Oscar nominations 2016 – another whitewash?

Every year nominations for the Oscars come out, and every year people complain (hey – it’s what we do.) But for the second year in a row (and the third time since 1998) something truly disturbing may have revealed itself, and we have to hope that it will NOT become a trend:  For the second year running, minorities were NOT nominated in any of the four acting categories. Only one year after the critically acclaimed “Selma” was passed over by academy voters, igniting the #OscarsSoWhite protest, actors and filmmakers of color are again being ignored – and the world of social media (especially Twitter) is less than amused. The Oscar hashtag denouncing the racial disparity is back with a vengeance.

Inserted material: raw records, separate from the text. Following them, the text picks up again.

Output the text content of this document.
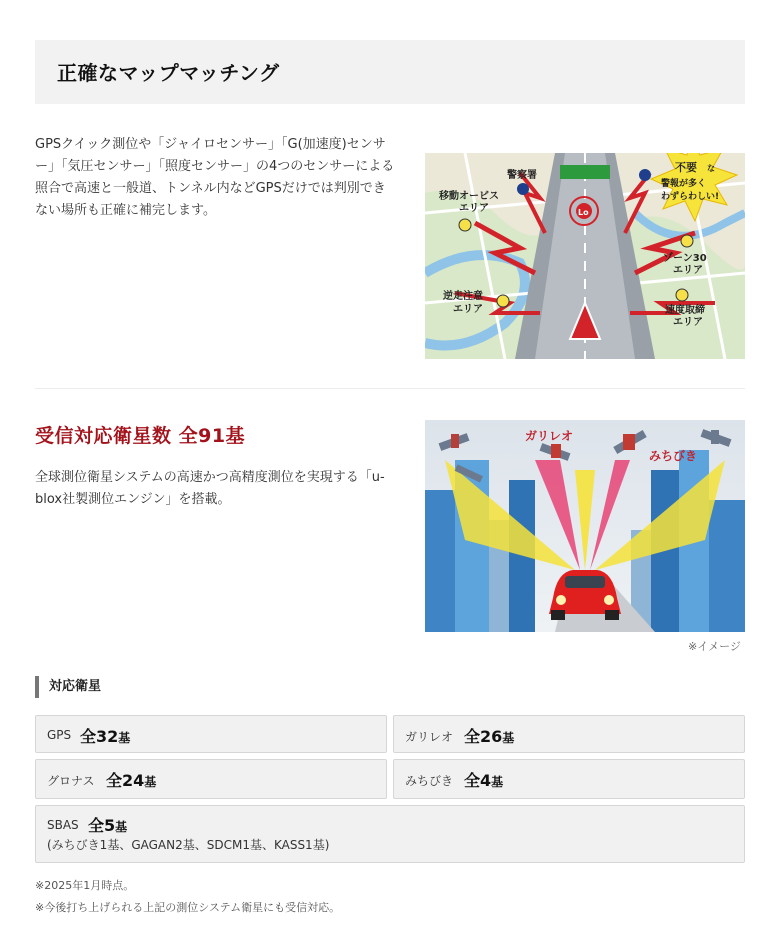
正確なマップマッチング

GPSクイック測位や「ジャイロセンサー」「G(加速度)センサー」「気圧センサー」「照度センサー」の4つのセンサーによる照合で高速と一般道、トンネル内などGPSだけでは判別できない場所も正確に補完します。	Lo
警察署
移動オービス
エリア
逆走注意
エリア
ゾーン30
エリア
速度取締
エリア
不要 な
警報が多く
わずらわしい!
受信対応衛星数 全91基

全球測位衛星システムの高速かつ高精度測位を実現する「u-blox社製測位エンジン」を搭載。

ガリレオ
みちびき
※イメージ
対応衛星
GPS 全32基	ガリレオ 全26基
グロナス 全24基	みちびき 全4基
SBAS 全5基
(みちびき1基、GAGAN2基、SDCM1基、KASS1基)

※2025年1月時点。

※今後打ち上げられる上記の測位システム衛星にも受信対応。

For the last 87 years, the Academy has awarded Oscars to only 14 black actors. The first actor of color to ever win an Oscar was Hattie McDaniel, for her role as a slave in 1939’s Gone With the Wind. The most recent black actor to win is Lupita Nyong’o in 2013’s 12 Years a Slave. She played a slave, too.

As writer Mark Harris said on Twitter,


(It’s worth mentioning that Academy voters enjoy a lifetime membership, meaning that someone elected in the 50’s could still be voting today.)

Some people are less than shy about voicing the irony of black comedian Chris Rock presiding over the February 28 ceremony in which no minority actors are honored. Chris should have an easy time of it this year… his material is writing itself.


Astoundingly overlooked were: Idris Elba (the man who could be the next James Bond) for Beasts of No Nation, and Will Smith gave arguably the finest performance of his career in Concussion. (Recent National Society Of Film Critics Best Actor winner) Michael B. Jordan, star of Creed, was also passed over, even as his co-star Sylvester Stallone was nominated in the Supporting Actor race. Creed‘s young director Ryan Coogler was also overlooked in the directing contest. The cast of Compton also failed to break through. In fact Compton — produced, directed, and starring a strong African American team — received only one nomination, Original Screenplay for Jonathan Herman and Andrea Berloff, S. Leigh Savidge & Alan Wenkus — who are all white.